Misverstand 1: ‘een beetje lekke woning is niet zo erg’
Iedere woning moet voldoende geventileerd worden. Daarom denken sommige mensen dat een beetje lekke woning zo erg niet is. Dat is een misverstand. Infiltratie is geen ventilatie. Als er door kieren en naden in de bouwschil frisse lucht de woning binnenkomt, is dat meestal teveel, op de verkeerde plekken en op de verkeerde momenten. Er ontstaat tocht en er kan schade aan de constructie ontstaan. Het is beter om kierdicht te bouwen en om vervolgens goede ventilatievoorzieningen te treffen.
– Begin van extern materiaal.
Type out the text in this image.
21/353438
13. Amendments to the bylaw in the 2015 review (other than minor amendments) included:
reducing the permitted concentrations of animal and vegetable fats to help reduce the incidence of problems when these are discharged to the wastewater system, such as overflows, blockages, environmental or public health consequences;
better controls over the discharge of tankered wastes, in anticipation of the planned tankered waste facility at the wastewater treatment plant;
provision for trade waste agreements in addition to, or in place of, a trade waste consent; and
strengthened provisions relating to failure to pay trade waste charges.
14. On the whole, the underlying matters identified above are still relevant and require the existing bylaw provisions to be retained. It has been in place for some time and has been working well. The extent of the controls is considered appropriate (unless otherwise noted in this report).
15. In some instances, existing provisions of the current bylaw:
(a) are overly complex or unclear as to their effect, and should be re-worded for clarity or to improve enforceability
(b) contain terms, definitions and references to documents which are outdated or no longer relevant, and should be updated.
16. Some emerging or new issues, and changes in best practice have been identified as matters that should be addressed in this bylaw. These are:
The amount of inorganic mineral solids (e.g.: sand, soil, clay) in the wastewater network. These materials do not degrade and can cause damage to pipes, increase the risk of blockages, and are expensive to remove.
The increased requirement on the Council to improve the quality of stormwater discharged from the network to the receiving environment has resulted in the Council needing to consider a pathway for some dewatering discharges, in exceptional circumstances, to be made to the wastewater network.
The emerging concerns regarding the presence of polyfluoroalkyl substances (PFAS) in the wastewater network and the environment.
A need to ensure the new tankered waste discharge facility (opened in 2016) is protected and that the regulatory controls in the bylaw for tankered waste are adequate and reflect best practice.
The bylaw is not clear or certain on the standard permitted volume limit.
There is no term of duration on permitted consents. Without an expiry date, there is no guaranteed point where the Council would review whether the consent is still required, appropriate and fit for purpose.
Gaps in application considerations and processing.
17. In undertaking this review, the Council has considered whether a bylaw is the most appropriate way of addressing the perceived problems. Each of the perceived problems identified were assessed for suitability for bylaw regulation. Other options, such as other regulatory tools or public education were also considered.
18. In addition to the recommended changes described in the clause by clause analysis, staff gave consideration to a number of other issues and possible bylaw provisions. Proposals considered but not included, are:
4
Misverstand 2: de plek van de luchtdichte laag
Het tweede item is een onduidelijkheid waar we in discussie met de praktijkexperts achter kwamen. Waar maak je de luchtdichte laag? Een foto van een afgepurde isolatieplaat in de spouw werd afgekeurd om de luchtdichtheid te illustreren. De luchtdichte laag moet namelijk zo dicht mogelijk aan de binnenkant van de gevel liggen. Bij houtskeletbouw sluit de luchtdichting aan op de damp-remmende (tevens luchtdichte) laag aan de binnenzijde van het spouwblad. In dit Vlaamse instructiefilmpje over luchtdichtheid leggen ze het zo uit: de luchtdichte laag moet aan de warme kant van de isolatie zitten.

Omdat je pas een gezond binnenmilieu krijgt als je naast een goede schil ook goed ventileert hebben we in de brochure ook kort aandacht geschonken aan ventilatieroosters, balansventilatie en CO2-detectie.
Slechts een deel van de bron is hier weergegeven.